The afternoon was wearing on. As was perhaps inevitable, the talk among the three people on the roof turned to the Swords and their various powers. Long before the day was over, Mark had time to reminisce about the occasion upon which he had carried Sight-blinder into the camp of the Dark King himself.

“And the Sword of Stealth has another power that is more subtle than the one of which we are always aware. The verse tells it: ‘his eyes are keen…’ I scarcely understood it at the time, but when I looked at the Dark King and his magicians, I could see their evil.”

CHAPTER 21

WOOD, ascending the exterior stair that curved around the tower, with the great Sword Shield-breaker thudding softly in his right hand and a squad of picked troops at his back, knew that he had reached the top of the stair no more than a few minutes behind his quarry. Quite possibly it had been a nearer miss than that. He did not actually see the wooden ladder being pulled up out of his reach, but he saw the supports where it had rested, and he surmised its very recent removal.

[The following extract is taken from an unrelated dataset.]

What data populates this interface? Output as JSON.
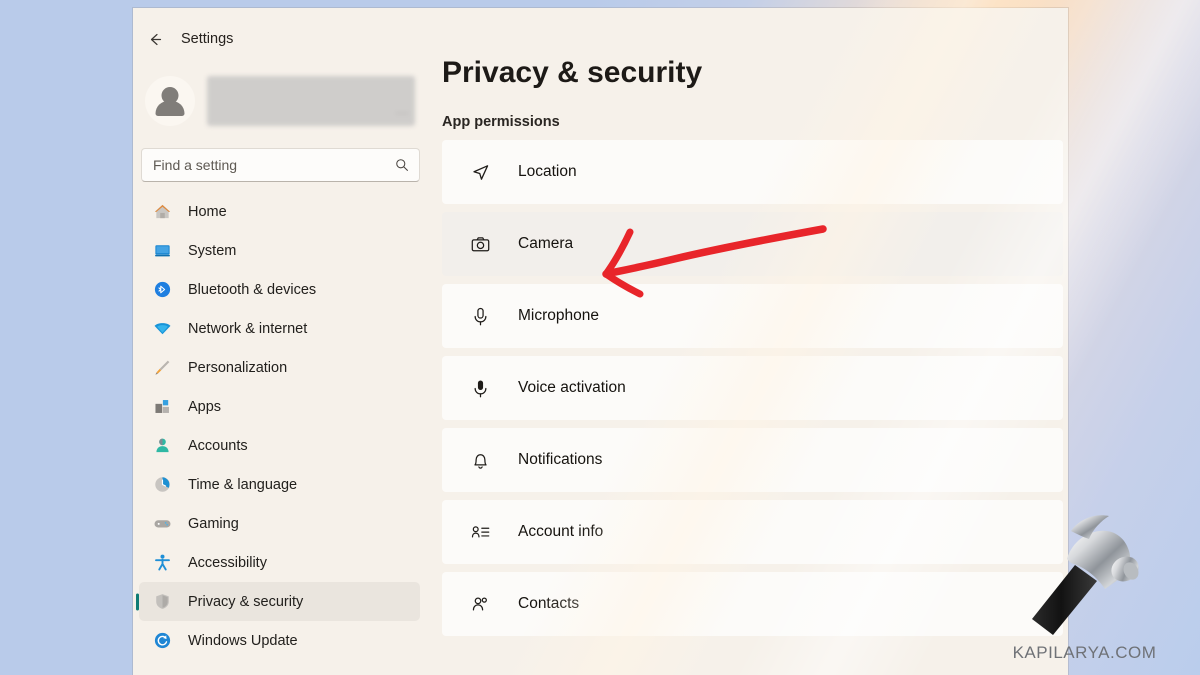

And Shieldbreaker was now signaling the near presence of his enemies. Wood could not see or hear them on the roof above, but he knew that they were there.

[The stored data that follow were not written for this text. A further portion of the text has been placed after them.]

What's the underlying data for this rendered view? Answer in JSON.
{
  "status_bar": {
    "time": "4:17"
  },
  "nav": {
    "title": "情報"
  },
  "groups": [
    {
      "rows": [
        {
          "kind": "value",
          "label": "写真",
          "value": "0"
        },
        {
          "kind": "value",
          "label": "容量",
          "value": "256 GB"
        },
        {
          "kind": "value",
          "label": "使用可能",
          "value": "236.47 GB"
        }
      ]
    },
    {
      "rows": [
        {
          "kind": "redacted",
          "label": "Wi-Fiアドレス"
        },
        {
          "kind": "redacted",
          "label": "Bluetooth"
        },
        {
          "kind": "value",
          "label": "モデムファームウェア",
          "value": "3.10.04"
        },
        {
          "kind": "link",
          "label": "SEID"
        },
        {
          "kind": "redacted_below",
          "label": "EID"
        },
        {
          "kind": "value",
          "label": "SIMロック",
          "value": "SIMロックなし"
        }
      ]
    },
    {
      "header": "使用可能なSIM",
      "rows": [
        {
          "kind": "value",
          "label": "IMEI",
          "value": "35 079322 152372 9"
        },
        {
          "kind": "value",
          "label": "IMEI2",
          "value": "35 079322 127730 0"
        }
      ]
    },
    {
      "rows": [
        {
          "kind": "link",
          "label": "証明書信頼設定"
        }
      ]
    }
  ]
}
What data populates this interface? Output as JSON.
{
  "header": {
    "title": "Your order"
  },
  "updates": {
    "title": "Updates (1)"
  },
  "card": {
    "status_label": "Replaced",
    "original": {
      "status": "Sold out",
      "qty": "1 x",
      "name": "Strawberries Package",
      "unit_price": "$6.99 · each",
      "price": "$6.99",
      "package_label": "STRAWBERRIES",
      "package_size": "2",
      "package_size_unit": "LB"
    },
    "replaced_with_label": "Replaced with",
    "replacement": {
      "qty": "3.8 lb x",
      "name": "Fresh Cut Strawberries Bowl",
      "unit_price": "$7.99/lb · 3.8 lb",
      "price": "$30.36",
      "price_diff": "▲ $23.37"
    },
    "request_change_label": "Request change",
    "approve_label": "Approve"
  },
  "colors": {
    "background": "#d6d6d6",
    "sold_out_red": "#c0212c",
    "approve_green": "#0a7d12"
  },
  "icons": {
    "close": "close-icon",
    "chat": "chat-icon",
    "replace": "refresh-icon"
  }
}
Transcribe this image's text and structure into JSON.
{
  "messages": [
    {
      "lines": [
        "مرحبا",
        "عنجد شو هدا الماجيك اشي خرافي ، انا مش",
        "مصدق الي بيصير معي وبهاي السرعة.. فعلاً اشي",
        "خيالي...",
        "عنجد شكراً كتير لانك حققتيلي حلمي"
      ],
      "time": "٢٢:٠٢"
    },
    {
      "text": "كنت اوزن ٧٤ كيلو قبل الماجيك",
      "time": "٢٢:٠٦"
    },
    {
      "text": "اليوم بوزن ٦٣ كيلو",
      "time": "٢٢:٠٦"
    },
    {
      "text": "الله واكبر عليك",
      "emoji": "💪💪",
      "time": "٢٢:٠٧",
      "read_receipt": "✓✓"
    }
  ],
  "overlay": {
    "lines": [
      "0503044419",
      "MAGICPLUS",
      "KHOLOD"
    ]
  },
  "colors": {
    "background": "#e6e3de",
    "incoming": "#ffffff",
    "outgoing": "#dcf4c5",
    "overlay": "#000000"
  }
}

He smiled lightly to himself. He could hear a duplicated thudding, keeping time like a faint echo with the sound of his own Sword, and in the first moment after the Ancient Master heard that echo he realized where it must be coming from. It was coming from the Sword of Stealth, in the impostor’s possession; and that Sword now had to be somewhere very near at hand.

Before calling on his prey to surrender, Wood took a moment in which to survey the general situation. Whoever was on the roof might well be trapped there, though for the moment in a snugly defensible position. Plainly there was no way but this stair to reach the tower’s roof from the outside, short of using chains and grappling irons slung over the parapets-matters might eventually come to that-or by flying. The wizard took a moment in which to curse the decision that had made him send his griffin away with Amintor. But there was no help now for mistakes already made.